The World and Its People

Chapter 12: Western Europe Today

Chapter Overviews

The United Kingdom is made up of four regions—England, Scotland, Wales, and Northern Ireland—and is a major industrial and trading country. It is a parliamentary democracy as well as a constitutional monarchy, and about 90 percent of its people live in cities and towns. Known as the Emerald Isle because of its green meadows and trees, the Republic of Ireland is a country with a growing economy.

France is the largest country in western Europe. Agriculture and manufacturing are the major economic activities. In fact, France produces more food than any other nation in Europe. Belgium, the Netherlands, and Luxembourg are known as the Benelux countries. Belgium's location has made it an international center for trade. The Netherlands is one of the most densely populated countries in the world. High technology makes its small farms very productive. Luxembourg, one of the smallest countries in Europe, is home to many multinational companies.

Germany is a global economic power and a leader in the European Union. Although the two parts of Germany were reunited in 1990, the eastern region still lags behind the western region economically. The Alps form most of the landscape in Switzerland, Austria, and Liechtenstein. Although it has few natural resources, Switzerland is a thriving industrial nation. Austria's economy is strong and varied.
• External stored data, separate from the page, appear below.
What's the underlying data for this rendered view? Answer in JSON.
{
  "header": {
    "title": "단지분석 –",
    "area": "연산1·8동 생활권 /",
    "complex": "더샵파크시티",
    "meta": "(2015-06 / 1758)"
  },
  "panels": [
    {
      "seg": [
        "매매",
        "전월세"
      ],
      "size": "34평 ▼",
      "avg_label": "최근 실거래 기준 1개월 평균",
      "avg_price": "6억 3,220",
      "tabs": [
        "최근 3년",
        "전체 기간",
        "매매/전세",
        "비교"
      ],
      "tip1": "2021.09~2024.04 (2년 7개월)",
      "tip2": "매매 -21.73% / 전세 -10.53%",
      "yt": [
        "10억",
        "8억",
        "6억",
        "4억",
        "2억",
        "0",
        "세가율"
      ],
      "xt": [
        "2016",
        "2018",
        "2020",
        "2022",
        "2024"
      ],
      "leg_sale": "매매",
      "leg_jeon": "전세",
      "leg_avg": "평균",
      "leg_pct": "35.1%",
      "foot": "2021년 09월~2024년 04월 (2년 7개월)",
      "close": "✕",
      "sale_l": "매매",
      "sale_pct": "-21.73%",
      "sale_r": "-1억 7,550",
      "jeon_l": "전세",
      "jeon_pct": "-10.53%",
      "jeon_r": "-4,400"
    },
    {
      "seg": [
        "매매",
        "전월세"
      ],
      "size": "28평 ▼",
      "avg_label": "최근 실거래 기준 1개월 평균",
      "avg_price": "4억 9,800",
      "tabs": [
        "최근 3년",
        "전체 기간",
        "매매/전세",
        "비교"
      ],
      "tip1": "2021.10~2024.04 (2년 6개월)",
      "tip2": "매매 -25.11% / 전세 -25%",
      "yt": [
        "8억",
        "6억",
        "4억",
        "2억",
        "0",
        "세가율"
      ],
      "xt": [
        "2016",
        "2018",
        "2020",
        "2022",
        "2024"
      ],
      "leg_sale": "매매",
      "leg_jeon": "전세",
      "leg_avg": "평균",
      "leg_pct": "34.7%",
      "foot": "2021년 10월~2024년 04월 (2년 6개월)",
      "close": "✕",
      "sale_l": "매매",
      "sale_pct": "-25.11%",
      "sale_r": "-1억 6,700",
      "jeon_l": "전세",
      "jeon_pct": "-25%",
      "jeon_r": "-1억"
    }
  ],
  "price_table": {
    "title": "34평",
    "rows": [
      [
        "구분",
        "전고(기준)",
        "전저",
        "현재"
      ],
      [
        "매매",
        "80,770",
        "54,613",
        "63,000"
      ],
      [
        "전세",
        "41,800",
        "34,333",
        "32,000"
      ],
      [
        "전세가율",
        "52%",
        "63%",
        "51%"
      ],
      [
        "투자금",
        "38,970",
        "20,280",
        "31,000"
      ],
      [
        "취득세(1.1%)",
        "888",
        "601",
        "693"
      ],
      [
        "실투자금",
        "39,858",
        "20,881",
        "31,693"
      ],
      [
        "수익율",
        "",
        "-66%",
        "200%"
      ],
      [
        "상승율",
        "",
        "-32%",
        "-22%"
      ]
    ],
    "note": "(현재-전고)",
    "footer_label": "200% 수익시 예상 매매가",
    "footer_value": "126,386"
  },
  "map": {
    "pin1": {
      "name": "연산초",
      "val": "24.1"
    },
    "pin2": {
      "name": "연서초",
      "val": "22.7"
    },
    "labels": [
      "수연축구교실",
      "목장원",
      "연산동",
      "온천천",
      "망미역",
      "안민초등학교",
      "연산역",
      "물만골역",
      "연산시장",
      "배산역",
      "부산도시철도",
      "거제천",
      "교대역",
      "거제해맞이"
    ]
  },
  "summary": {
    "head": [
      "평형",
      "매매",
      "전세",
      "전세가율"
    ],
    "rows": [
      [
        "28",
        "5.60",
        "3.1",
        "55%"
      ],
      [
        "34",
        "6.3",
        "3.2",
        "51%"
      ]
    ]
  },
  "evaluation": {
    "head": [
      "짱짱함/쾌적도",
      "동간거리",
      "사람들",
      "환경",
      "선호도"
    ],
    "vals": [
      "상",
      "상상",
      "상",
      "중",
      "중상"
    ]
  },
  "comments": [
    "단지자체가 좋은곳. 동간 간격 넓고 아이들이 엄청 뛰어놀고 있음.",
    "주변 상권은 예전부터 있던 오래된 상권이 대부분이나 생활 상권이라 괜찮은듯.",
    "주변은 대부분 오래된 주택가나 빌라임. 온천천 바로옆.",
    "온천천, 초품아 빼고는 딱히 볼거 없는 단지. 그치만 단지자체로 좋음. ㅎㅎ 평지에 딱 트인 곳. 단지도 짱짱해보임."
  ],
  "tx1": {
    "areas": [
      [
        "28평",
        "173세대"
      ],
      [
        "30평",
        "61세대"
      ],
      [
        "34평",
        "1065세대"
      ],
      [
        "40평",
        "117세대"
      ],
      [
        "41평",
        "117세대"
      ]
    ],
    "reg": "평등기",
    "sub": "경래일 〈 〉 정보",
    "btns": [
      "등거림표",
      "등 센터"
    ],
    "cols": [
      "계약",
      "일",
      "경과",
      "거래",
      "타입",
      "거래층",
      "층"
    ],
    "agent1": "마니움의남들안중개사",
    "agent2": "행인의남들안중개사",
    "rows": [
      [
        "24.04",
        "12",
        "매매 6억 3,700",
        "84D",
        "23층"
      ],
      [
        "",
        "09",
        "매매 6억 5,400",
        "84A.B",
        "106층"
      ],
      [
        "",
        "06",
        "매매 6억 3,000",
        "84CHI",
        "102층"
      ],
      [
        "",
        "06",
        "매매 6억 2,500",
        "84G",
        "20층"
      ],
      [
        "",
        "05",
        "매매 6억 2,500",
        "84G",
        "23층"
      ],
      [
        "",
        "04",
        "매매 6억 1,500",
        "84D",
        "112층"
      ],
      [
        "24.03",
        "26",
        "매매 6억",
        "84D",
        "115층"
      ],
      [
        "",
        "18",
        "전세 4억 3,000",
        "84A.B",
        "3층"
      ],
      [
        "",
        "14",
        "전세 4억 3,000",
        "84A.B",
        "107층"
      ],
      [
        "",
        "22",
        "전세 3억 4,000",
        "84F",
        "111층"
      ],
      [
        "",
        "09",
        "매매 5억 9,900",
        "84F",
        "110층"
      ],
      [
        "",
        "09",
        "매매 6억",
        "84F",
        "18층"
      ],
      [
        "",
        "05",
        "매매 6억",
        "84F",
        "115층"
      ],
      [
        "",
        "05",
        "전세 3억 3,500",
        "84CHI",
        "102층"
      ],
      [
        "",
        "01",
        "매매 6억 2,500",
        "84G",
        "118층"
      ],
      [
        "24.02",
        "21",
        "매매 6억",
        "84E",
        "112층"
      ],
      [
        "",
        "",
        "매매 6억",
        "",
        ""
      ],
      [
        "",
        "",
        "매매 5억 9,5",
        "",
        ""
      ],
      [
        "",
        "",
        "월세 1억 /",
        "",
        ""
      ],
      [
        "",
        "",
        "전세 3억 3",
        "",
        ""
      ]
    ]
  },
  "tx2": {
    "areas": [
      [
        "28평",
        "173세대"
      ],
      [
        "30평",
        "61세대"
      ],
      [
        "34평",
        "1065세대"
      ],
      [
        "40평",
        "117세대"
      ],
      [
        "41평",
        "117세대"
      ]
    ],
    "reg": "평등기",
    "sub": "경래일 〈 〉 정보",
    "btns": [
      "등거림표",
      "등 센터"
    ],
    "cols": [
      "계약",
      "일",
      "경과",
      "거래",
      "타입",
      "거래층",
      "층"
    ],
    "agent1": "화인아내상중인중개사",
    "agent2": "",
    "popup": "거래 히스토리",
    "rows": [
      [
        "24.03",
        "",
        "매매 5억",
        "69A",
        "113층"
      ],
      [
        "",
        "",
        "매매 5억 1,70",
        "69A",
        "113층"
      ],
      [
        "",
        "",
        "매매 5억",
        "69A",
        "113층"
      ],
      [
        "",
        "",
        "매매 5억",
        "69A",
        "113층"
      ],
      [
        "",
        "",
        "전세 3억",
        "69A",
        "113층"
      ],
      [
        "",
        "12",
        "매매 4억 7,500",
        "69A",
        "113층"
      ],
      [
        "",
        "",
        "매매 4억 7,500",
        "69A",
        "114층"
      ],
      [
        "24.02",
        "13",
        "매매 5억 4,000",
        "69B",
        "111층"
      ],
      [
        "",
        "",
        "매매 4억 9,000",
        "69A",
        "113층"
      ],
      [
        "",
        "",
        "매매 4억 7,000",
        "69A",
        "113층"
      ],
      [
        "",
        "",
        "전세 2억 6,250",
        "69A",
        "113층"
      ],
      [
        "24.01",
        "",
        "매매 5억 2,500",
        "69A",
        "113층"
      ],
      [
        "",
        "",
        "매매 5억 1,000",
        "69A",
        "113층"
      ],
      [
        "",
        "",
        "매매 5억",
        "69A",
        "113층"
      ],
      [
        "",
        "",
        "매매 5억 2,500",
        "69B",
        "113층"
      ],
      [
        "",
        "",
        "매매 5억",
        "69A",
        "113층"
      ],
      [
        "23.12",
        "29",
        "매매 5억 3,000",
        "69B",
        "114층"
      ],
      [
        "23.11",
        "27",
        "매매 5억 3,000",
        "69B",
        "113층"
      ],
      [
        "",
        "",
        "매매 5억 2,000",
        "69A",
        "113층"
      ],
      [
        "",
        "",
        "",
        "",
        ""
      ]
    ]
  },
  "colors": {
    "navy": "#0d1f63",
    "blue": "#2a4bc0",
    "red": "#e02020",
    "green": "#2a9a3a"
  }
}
Norway, Sweden, Finland, Denmark, and Iceland make up the region of Scandinavia. North Sea oil and gas have made Norway a wealthy nation, and Sweden also is a wealthy industrial country. With its thick forests, Finland is a major producer of wood and paper products. Denmark lies on a peninsula known as Jutland and the 500 islands that surround it. With some of the richest farmland in Scandinavia, Denmark exports many agricultural products. Because of its location on top of a fault in the North Atlantic, Iceland is a land of hot springs and geysers. The country's economy depends heavily on fishing.

Spain and Portugal occupy the Iberian Peninsula. Although agriculture is still important to Spain and Portugal, most people now work in manufacturing and service industries. The boot-shaped Italian peninsula extends out from Europe into the center of the Mediterranean Sea. Northern Italy holds much industry and attracts tourists. The capital city of Rome was once the heart of the Roman Empire. Greece lies on the southern tip of the Balkan Peninsula and the 2,000 islands surrounding the mainland. Shipping and tourism are vital to Greece's economy.